First, try chrooting into your Fedora partition from Linux Mint or a live CD and then running update-grub (mkconfig-grub if you don't have update-grub) with os-prober enabled in /etc/default/grub. This should regenerate the GRUB entry in /boot or /efi and fix the mistakes introduced when you shrunk the Fedora partition and then GRUB will just work. Now, if that doesn't work, you can manually boot/chainload from GRUB, where you issue a series of commands issue options, the kind of stuff GRUB is meant to automate. I did this a few times to get into a FreeBSD partition and it was a bit of a hassle but you can figure it out.

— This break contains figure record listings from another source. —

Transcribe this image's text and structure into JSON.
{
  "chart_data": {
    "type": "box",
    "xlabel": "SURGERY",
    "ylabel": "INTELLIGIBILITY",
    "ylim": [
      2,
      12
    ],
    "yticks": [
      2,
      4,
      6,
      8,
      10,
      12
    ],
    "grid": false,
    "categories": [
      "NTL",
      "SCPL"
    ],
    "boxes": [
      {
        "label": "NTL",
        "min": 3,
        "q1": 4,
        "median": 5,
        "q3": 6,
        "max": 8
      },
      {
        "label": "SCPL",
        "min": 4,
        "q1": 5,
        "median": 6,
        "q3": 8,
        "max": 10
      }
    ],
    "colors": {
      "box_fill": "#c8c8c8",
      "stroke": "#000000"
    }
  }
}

Worst case scenario, take what's valuable from the Fedora partition and reinstall it.
>>
>>1526378
>why i can't access windows w/o turning off secure boot
Your Linux OS could have updated the SecureBoot dbx, which holds the list of revoked keys. Microsoft have probably revoked the old key used to sign your Windows install, or maybe it expired.
Updating Windows should allow you to turn SecureBoot back on.
This can happen in the other direction, too, or between two Linux installs.
>>
>>1522046
You probably have three bootloaders installed (2 grub + 1 Windows), and at different times you pick "the other grub" thus booting the distro you thought didn't work anymore.
Unfortunately, Linux distros configure grub in a very naive way where they assume that only one Linux distro can be installed on the machine. This is wrong and stupid, the Windows installer could identify multiple installs since at least XP.
The solution that I use is to configure grub manually and disable the `update-grub` functionality of each distroso they don't override my config.
>>
It's been SIX MONTHS since OP made this thread, if he hasn't fixed it by now he never will.
>>
>>1540580
If you read the OP carefully, you'll notice that he has a tendency to revisit things after 6 months.